Die letzten tschechischen Überlebenden des Genozid an den Roma sollen von Deutschland mehr als 70 Jahre nach Kriegsende eine Entschädigung erhalten. Man habe sich in Verhandlungen mit dem Finanzministerium in Berlin auf einen Betrag von 2.500 Euro geeinigt, bestätigte das Außenministerium in Prag heute nach monatelangen Verhandlungen. Die Einmalzahlung könne noch rund zehn bis 15 Überlebenden zugutekommen, hieß es.

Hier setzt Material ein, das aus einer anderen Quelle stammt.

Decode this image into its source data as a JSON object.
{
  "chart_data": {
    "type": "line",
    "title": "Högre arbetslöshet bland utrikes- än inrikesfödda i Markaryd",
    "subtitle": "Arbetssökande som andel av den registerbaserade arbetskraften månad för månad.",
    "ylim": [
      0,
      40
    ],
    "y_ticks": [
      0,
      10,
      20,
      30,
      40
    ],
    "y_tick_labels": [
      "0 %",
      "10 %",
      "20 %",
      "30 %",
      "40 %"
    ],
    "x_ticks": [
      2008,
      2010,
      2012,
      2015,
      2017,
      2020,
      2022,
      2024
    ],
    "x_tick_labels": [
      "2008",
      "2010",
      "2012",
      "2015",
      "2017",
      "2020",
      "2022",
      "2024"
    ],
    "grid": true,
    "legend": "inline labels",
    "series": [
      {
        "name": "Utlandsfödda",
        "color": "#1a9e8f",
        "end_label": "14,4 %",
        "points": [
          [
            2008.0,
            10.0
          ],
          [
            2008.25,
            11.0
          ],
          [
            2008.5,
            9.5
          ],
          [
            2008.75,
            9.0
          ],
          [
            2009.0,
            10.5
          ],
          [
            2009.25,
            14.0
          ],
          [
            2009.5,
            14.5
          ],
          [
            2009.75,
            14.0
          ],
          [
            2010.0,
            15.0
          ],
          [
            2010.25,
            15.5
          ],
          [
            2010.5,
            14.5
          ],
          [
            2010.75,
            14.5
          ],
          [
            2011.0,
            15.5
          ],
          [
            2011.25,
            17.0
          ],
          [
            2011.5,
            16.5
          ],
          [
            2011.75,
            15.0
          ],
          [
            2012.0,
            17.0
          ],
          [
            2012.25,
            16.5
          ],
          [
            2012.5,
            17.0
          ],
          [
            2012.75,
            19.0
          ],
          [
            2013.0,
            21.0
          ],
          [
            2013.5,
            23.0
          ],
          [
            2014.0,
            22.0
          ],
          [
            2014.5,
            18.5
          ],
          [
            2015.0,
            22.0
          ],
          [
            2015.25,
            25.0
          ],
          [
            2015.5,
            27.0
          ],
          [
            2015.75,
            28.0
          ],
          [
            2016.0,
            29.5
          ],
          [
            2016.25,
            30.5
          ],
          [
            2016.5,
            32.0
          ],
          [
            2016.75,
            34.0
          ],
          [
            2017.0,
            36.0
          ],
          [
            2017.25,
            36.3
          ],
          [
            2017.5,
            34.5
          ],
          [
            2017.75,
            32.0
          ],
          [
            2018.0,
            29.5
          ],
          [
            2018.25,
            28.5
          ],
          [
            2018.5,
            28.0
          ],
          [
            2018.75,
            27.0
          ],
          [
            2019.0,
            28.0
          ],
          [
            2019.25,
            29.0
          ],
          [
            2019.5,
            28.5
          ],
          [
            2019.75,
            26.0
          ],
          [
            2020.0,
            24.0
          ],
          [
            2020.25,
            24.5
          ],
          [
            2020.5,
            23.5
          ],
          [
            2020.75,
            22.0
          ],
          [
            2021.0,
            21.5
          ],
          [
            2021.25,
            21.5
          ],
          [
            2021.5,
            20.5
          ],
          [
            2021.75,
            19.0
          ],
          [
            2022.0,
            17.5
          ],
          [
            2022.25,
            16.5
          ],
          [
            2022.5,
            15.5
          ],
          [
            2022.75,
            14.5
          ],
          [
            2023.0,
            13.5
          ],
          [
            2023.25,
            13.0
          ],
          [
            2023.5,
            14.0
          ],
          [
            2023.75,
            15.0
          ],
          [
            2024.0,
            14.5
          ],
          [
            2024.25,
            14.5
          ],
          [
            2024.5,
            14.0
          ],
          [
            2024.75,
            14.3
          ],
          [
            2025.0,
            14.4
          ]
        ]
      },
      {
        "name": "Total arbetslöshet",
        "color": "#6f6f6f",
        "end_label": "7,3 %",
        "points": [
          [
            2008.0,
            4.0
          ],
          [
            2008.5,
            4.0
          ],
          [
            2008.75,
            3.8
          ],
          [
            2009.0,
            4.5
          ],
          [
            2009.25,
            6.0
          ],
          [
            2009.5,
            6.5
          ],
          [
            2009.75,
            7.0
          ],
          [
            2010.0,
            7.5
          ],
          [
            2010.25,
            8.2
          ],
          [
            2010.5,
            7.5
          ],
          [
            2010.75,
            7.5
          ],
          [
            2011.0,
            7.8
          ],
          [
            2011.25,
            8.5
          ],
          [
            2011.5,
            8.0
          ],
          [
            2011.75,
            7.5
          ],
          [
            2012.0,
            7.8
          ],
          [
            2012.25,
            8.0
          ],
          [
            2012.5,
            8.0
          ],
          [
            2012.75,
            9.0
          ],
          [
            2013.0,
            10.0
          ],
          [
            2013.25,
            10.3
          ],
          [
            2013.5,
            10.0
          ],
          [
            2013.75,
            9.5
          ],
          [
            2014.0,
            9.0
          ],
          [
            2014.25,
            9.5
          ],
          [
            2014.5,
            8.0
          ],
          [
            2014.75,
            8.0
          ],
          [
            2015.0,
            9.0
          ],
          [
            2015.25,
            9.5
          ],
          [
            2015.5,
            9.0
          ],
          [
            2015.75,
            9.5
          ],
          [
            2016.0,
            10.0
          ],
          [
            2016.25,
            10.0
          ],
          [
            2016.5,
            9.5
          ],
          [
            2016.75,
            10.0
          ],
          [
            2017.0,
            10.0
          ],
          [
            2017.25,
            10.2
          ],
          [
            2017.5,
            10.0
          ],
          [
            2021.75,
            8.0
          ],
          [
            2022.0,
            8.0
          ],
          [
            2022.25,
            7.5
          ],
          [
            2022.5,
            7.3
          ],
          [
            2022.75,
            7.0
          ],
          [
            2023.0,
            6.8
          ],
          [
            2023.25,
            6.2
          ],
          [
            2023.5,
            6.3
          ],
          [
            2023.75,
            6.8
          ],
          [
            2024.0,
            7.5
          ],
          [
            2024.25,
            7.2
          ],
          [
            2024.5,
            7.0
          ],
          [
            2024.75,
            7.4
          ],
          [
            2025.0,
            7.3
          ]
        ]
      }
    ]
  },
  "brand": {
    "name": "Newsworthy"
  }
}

„Eigentlich lächerlicher Betrag“

„Einige von ihnen sind bettlägerig“, sagte Cenek Ruzicka vom Ausschuss für Holocaust-Entschädigung für die tschechischen Roma (VPORH) der Agentur CTK. „Im Hinblick auf ihr Alter haben wir einem Betrag zugestimmt, der eigentlich lächerlich ist“, kritisierte er. Die Auszahlung müsse zudem erst noch beantragt werden.

Im Zweiten Weltkrieg wurde die Mehrzahl der tschechischen Roma in Arbeitslager sowie nationalsozialistische Konzentrationslager verschleppt. Nur knapp 600 der mindestens 6.500 Angehörigen der Minderheit überlebten den Porajmos, den Völkermord an den europäischen Roma.